EU Referendum


Defence: an expensive waste


01/10/2014



000a Guardian-030 Isis.jpg

Bombing has not been decisive in any recent conflict, writes Richard Norton-Taylor in the Guardian. Far from it. It has been counterproductive and an expensive waste.

In the past, pilots have quickly run out of targets. It will be even more difficult now, as RAF Tornado crews have already discovered, to find them as they continue to search for Islamic State (Isis) fighters in Iraq now.
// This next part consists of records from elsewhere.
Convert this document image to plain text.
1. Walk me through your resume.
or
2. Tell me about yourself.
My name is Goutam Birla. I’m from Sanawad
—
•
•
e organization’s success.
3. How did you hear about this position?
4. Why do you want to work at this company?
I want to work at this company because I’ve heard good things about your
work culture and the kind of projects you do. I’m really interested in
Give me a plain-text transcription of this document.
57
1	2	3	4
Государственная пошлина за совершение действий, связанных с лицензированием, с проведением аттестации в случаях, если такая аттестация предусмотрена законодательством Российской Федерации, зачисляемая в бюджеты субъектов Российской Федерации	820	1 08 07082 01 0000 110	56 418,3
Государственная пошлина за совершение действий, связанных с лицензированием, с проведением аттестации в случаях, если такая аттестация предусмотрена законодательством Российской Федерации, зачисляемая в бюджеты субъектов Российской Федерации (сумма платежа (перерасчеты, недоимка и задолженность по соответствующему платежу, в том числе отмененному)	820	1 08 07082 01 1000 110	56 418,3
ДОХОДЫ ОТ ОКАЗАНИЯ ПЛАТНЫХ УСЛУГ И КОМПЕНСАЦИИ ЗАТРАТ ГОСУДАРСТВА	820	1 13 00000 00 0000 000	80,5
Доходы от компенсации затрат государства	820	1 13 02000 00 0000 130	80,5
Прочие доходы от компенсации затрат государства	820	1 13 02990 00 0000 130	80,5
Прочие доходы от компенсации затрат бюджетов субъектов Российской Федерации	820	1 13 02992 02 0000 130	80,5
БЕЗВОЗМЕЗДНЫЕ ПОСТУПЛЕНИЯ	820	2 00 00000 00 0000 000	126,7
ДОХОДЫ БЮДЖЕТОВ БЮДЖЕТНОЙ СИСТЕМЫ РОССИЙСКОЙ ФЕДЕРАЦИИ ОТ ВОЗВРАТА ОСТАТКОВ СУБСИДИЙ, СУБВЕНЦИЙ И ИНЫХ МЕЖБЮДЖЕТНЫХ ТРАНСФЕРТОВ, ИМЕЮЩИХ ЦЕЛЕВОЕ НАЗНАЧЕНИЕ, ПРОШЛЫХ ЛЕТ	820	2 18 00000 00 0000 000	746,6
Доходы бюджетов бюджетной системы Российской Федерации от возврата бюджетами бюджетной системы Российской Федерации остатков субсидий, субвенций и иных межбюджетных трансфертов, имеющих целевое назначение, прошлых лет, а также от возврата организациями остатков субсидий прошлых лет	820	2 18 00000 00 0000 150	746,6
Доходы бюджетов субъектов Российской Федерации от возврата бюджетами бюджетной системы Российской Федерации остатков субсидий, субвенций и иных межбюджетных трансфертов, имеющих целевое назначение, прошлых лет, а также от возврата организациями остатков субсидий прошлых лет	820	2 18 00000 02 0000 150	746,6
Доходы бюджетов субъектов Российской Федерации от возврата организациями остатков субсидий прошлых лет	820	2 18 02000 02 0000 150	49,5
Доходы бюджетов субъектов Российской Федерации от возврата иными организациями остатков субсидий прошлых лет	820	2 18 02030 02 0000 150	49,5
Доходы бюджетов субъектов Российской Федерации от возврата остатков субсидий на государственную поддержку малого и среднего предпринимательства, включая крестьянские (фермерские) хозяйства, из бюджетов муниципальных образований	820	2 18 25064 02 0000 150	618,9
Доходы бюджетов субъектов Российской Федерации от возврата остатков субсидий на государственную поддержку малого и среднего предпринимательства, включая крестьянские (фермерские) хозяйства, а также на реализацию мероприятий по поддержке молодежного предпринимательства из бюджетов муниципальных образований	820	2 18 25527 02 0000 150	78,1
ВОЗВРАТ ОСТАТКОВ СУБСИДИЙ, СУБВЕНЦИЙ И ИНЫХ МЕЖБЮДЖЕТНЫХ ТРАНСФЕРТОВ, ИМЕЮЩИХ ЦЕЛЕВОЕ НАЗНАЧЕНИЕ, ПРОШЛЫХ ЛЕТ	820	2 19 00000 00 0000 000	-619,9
The RAF Tornados, based in Britain's base at Akrotiri in Cyprus, can fire radar-guided anti-armour Brimstone missiles, which are conservatively estimated to cost £100,000 each; heavier Paveway IV bombs, estimated at £30,000 apiece; and long-range Storm Shadow missiles, estimated at nearly £790,000 each.

Actually the Storm Shadows cost over £1 million, but apart from that, Norton-Taylor is spot on. We see the pics and the first strike knocks out a pick-up truck and a machine gun.

The fuel bill almost certainly cost more than the targets, and the Brimstone, at a cool £100,000 makes a mockery of the entire concept of cost-effectiveness. We can't do war this way – the IS can trade their lives for our wealth and beat us every time.